Иванка с кнутом в руке надвинулся на бесновавшегося приказчика.
— Быть тебе на плахе, звереныш! ‑ осатанело прохрипел Калистрат.
— Это тебе за батю, сатана! ‑ вознегодовал Болотников и полоснул кнутом по спине приказчика.
Калистрат растянулся возле телеги и на все село завизжал от страшной боли. Встать на ноги он уже так и не смог. Испуганно тряся жидкой рыжеватой бородой, на четвереньках пополз в сторону, с ужасом озираясь на разъяренных взбунтовавшихся мужиков.
Мокей с трудом вырвался от селян и бросился наутек. За ним, трусливо втянув головы в плечи, покинули княжье гумно остальные дворовые люди.
Горячий, возбужденный Болотников взобрался на телегу. На него устремились десятки жгучих и отчаянных глаз страдного люда. Закружилась голова, путались мысли, назойливые, вольные, дерзкие…
— Братцы! Всю жизнь мы на князя спину гнули. Хлеб, что лежит в амбарах, нашим соленым потом и кровью полит. В этих сусеках наши труды запрятаны. Князь на Москве ежедень пиры задает. У него столы от снеди ломятся. А мы с голоду подыхаем. В амбарах наше жито. Грузите хлеб на подводы и по избам!
— Верна, Иванка. Айда, мужики, к сусекам!
— Заберем наш хлебушек!
— Заждался я тебя, сердешный. Бунт в вотчине, ‑ лежа на пуховиках, постанывая, промолвил приказчик.
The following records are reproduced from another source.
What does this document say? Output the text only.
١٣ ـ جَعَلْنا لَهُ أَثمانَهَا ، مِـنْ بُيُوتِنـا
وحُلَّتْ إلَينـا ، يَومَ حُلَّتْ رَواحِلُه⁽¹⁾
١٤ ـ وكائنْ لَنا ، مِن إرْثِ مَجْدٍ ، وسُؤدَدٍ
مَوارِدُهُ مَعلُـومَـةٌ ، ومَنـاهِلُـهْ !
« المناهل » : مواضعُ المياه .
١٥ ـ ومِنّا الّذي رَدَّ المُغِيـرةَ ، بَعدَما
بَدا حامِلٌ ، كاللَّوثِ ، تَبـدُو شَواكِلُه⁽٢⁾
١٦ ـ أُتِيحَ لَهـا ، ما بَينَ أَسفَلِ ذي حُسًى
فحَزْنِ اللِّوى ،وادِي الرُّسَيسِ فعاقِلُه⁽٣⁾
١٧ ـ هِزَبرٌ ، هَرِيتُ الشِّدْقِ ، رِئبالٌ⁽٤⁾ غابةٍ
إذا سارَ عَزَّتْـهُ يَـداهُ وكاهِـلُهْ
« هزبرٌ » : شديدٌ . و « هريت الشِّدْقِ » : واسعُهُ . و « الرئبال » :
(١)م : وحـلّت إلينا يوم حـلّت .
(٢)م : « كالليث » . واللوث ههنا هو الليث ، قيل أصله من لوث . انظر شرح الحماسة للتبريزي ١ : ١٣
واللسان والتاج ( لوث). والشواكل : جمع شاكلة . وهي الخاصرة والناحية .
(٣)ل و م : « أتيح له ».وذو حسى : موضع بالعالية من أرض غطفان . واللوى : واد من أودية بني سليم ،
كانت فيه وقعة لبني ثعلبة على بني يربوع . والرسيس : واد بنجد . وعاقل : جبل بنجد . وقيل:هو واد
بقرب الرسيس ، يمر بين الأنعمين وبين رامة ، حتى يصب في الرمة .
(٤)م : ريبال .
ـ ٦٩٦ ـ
— Что приключилось, Егорыч?
— Мужики отказались на княжий двор в Москву жито везти. Холопей избили, на меня крамольную руку подняли, а амбары с зерном пограбили и по своим избам хлеб растащили.
— Ну и дела, Егорыч, ‑ изумленно вымолвил пятидесятник. ‑ Кто гиль на селе затеял?
— Поди, сам, смутьянов ведаешь. Старшой‑то подох намедни, так звереныш остался.
— Иванка Болотников?
— Он самый, Ерофеич. Кнутом меня ударил, сиволапый. А вместе с ним Семейка Назарьев горлопанил.
— Так‑так, Егорыч.
Мамон, поглаживая бороду, прошелся по избе, не спрашивая хозяина, налил себе чарку вина из ендовки, выпил и присел на лавку.
— Ивашке теперь не жить, Егорыч. За ним не только бунт, но и другие грехи водятся. За такое воровство князь усмерть забьет.
Приказчик, недоумевая, поднял на пятидесятника голову.
— Не зря я по лесам три недели скитался. На днях семерых беглых мужиков изловил, а одного из ватажки Федьки Берсеня. Отстал он от Федьки и в лесах заплутался. Спрос с него учинил. Поначалу молчал, а потом, когда огнем палить его зачал, заговорил нищеброд. Поведал мне, что сундучок с грамотами Ивашка Болотников с Афонькой выкрали.
— А грамотки кабальные где? ‑ встрепенулся приказчик.
— О грамотках беглому неведомо. Должно, наши смутьяны припрятали… Афонька вернулся в село?